Despised. Why the Modern Left Loathes the Working Class. Paul Embery, (Polity, 2021)
This is a relatively short book but halfway through it I wondered if I could bear reading any more. Why? Well, it’s certainly not badly written or hard going. In fact it’s written in a congenially informal style that makes it easy to read and understand. But the trouble (or one of its troubles) is that it’s endlessly repetitive, simply going over the same ground time and time again, repeating the same polemic and even using the same words to express it.
What does it actually argue? Basically that the Labour Party is finished if it doesn’t manage to bring back to its fold the so-called ‘red wall’ of voters who deserted it in the Brexit referendum and in the 2019 General Election. These are the voters the author identifies as the ‘working class’ (defined as those who do ‘physical labour or work in blue-collar industries, factories, call centres, retail or frontline public services’) who have traditionally been the backbone of Labour’s support in urban Britain and from which background, as he frequently reminds us, he himself comes.
These people, Embery contends, have moved away from Labour because it has become a Party dominated by a middle-class elite hostile to traditional working-class values and favourable to globalisation, mass immigration and identity politics. According to the author, it needs to move back to embrace and represent those working-class values and only by so doing will it win back that core of traditional support and again become an electoral force. The words he uses to describe those ‘values’ are among those repeated over and over again throughout, giving this book its tiresomely repetitive feel: patriotism, tradition, custom, order, stability, flag, family, faith, identity, community, belonging.
Almost equally countless are his repetitions of a particular set of tired, hackneyed terms often used by those on the right of the capitalist political spectrum to seek to vilify their opponents: liberal wokedom, virtue signalling, identity politics, woke left, cosmopolitan elite, progressivism – or more or less any combination of these words. These are the terms he uses to denote forces he sees as standing in the way of those traditional working-class values.

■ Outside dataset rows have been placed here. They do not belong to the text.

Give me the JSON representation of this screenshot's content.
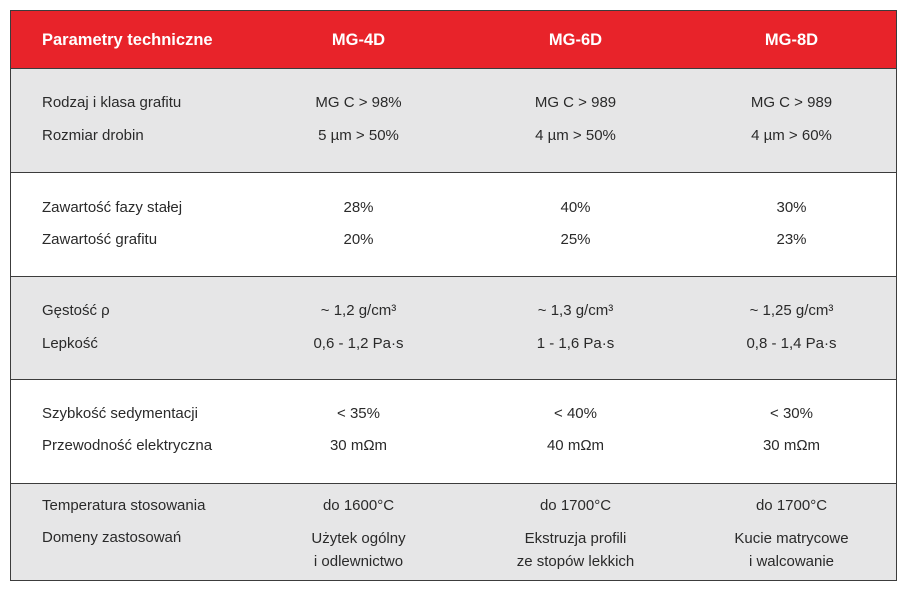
{
  "header": {
    "param_label": "Parametry techniczne",
    "col1": "MG-4D",
    "col2": "MG-6D",
    "col3": "MG-8D"
  },
  "colors": {
    "header_bg": "#e8232a",
    "gray_band": "#e6e6e7",
    "border": "#3c3c3c"
  },
  "rows": [
    {
      "label": "Rodzaj i klasa grafitu",
      "v1": "MG C > 98%",
      "v2": "MG C > 989",
      "v3": "MG C > 989"
    },
    {
      "label": "Rozmiar drobin",
      "v1": "5 µm > 50%",
      "v2": "4 µm > 50%",
      "v3": "4 µm > 60%"
    },
    {
      "label": "Zawartość fazy stałej",
      "v1": "28%",
      "v2": "40%",
      "v3": "30%"
    },
    {
      "label": "Zawartość grafitu",
      "v1": "20%",
      "v2": "25%",
      "v3": "23%"
    },
    {
      "label": "Gęstość ρ",
      "v1": "~ 1,2 g/cm³",
      "v2": "~ 1,3 g/cm³",
      "v3": "~ 1,25 g/cm³"
    },
    {
      "label": "Lepkość",
      "v1": "0,6 - 1,2 Pa·s",
      "v2": "1 - 1,6 Pa·s",
      "v3": "0,8 - 1,4 Pa·s"
    },
    {
      "label": "Szybkość sedymentacji",
      "v1": "< 35%",
      "v2": "< 40%",
      "v3": "< 30%"
    },
    {
      "label": "Przewodność elektryczna",
      "v1": "30 mΩm",
      "v2": "40 mΩm",
      "v3": "30 mΩm"
    },
    {
      "label": "Temperatura stosowania",
      "v1": "do 1600°C",
      "v2": "do 1700°C",
      "v3": "do 1700°C"
    },
    {
      "label": "Domeny zastosowań",
      "v1": "Użytek ogólny",
      "v2": "Ekstruzja profili",
      "v3": "Kucie matrycowe"
    },
    {
      "label": "",
      "v1": "i odlewnictwo",
      "v2": "ze stopów lekkich",
      "v3": "i walcowanie"
    }
  ]
}
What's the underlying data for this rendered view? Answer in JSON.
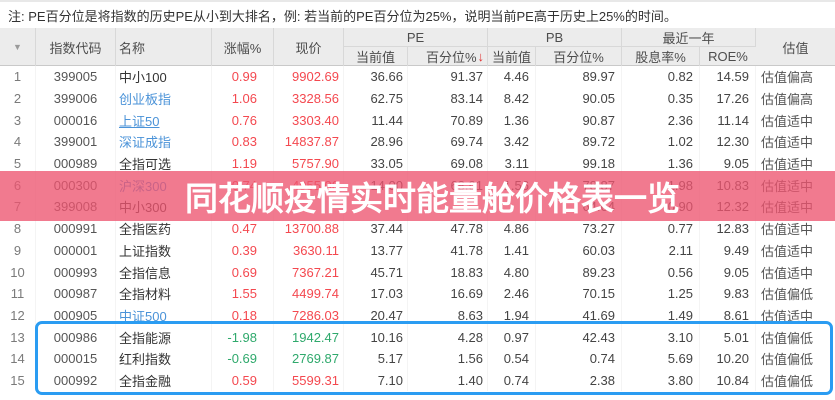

Yet this book is a funny mixture. Its writer is ‘a firefighter and trade union activist’ and an adherent of so-called ‘blue Labour’. He proclaims himself ‘left-wing’ and makes it clear that he is on the side of the workers in their endeavours to improve pay and conditions. So it can be said that he recognises the struggle for a bigger share of the cake that the capitalist system creates between those who own most of the wealth and those who own little but their ability to work. But his solution is for workers to be represented by a Party, a reformed Labour Party, that tilts things in their direction and opposes the encroachments of global capital on their economic wellbeing. He proclaims himself fiercely pro-Brexit, seeing that vote as an indication that the working class (in his definition) was fed up with the ‘shackles of the EU’, with the ‘woke’ culture of Labour’s political elite, with the Party’s failure to respect workers’ traditional culture and values (patriotism, etc.) and with its embrace of ‘progressivism’, globalisation and ‘neo-liberal’ economic policies.
Some of this could be seen as well meaning, but it asks all the wrong questions and buys into a whole range of myths about class, race, the nature of government and much else. Above all it entirely misses the point about the struggle between workers and capitalists. It makes no sense to qualify as working class only those who do manual work or are in lower paid jobs. The reality, as even at one point the author comes close to recognising (but then dismisses), is that all those who sell their energies for a wage or salary are workers. They are all in the same basic position vis-à-vis their employer and all susceptible to losing their employment and so their means of living if the market determines it. No government, left, right or centre, can do much about that even if they would like to, for in the final analysis governments exist to administer the buying and selling system on behalf of the owners of capital and, even if they are able to take over some aspects of it (as suggested by Embery), they cannot control it, as has been shown time and time again by the continuous ups and downs brought about by what Marx called ‘the anarchy of the market’.
So though the author calls himself ‘a democratic socialist’ and says he wants ‘to address the injustices of the world’, his conception of how society should be run is a contradictory mishmash. He advocates a ‘strengthening of the nation state’, state control of utilities and such like, a government policy of ‘jobs for everyone’ and economic protectionism, yet at the same time he calls for internationalism, for a ‘flourishing private sector’ and insists that markets are ‘essential to the functioning of a free and democratic society’.
The author proclaims himself a socialist but would do better to look at a more meaningful conception of socialism, one that aims for a world without the market system, without buying and selling, without money or wages, and based on voluntary work, common ownership and democratic control. In such a society the narrow ‘cultural’ and class differences he sees as fundamental between people of one kind of background and another, between people of one country of origin or another, will disappear and give way to positive cultural diversity and real economic equality based on a system of from each according to ability, to each according to need.